I attended the Salt Lake Institute of Genealogy from January 11-15, 2010. My track was Dr. John Colletta's course: “ Producing a Quality Family History.” I enjoyed his course. He is charming and the course was wonderful. In the past, I have taken his classes at local all day Genealogy Seminars in Southern California and enjoyed his presentations immensely. I was thrilled to have the pleasure to take a class from him for a whole week. Dr. Colletta did not present his class last year so I jumped at the chance of being able to enroll this year and it met all of my expectations and then some.

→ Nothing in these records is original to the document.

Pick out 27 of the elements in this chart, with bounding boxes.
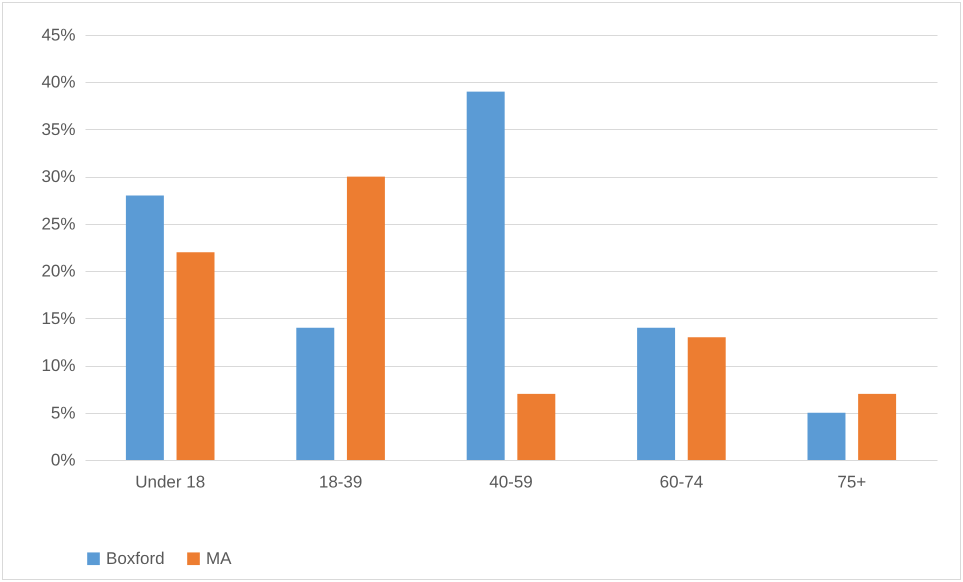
bar: [466, 92, 505, 460]
y-tick-label: 15%: [41, 308, 76, 328]
x-tick-label: 75+: [837, 472, 866, 492]
y-tick-label: 20%: [41, 262, 76, 281]
x-tick-label: 40-59: [489, 472, 533, 492]
bar: [858, 394, 896, 460]
x-tick-label: 18-39: [318, 472, 362, 492]
y-tick-label: 45%: [41, 26, 76, 44]
bar: [688, 337, 726, 460]
x-tick-label: Under 18: [135, 472, 206, 492]
bar: [807, 412, 846, 460]
y-tick-label: 30%: [41, 167, 76, 186]
y-tick-label: 35%: [41, 120, 76, 139]
legend-label: MA: [206, 548, 232, 568]
bar: [346, 176, 385, 460]
legend-label: Boxford: [106, 548, 165, 568]
bar: [637, 328, 676, 460]
bar: [176, 252, 215, 460]
y-tick-label: 10%: [41, 356, 76, 376]
bar: [126, 196, 164, 460]
bar: [517, 394, 556, 460]
bar: [296, 328, 334, 460]
x-tick-label: 60-74: [660, 472, 704, 492]
y-tick-label: 40%: [41, 72, 76, 92]
y-tick-label: 5%: [50, 403, 76, 422]
y-tick-label: 25%: [41, 214, 76, 234]
y-tick-label: 0%: [50, 450, 76, 470]
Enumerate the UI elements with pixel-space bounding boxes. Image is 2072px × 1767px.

His style of teaching is unique. He has you write your story from a historical context. Colletta used excerpts from his book, Only a Few Bones to demonstrate techniques for putting the story in the historical context. Colletta recommends using the five senses: touch, taste, sight, hearing, and smell into your story and “hooking” the reader with a catchy title and gripping opening sentence. His principles of good story writing include: "Using strong verbs, effective adjectives, keeping the ancestor at ‘center stage’, and using vivid descriptions to conjure images in the reader’s mind". One example he used was writing a story from a two sentence marriage announcement in a Vicksburg newspaper from the 1860. He turned those lines into a complete true, historical context by using maps, weather, addresses, and names.
A sample newspaper article below depicting local events
For example, I’ve found my Aurora, Illinois Nancy Hansen mentioned in the Aurora Beacon News and also found my Linden Family in the Luxembourger Gazette. These were people who were living lives that were not particularly noteworthy.
In another class, Colletta discussed the importance of finding a theme in the events of our ancestors’ lives and shaping our narrative around this theme. We discussed typical story themes: "ambition, hardship, nonconformity, migration, sacrifice" and examined potential themes in the lives of Colletta’s ancestors. Venues and suggestions were given for presenting family history stories: vignettes, mini narratives, the “big” family history book, as booklets for Christmas to our relatives.
We were assigned a four paragraph in-class writing assignment. It was a priviledge to complete the story on my ancestor, Reinhardt Fermazin and an honor to have John Colletta critique my story.
This was truly a wonderful week long seminar and a priviledge learn from such an esteemed person as John Colletta PhD. I would highly recommend this week long seminar to all family history historians. I only hope I can become a better writer/blogger.
I plan to post my story, Wanderlust, in a few days on my blog.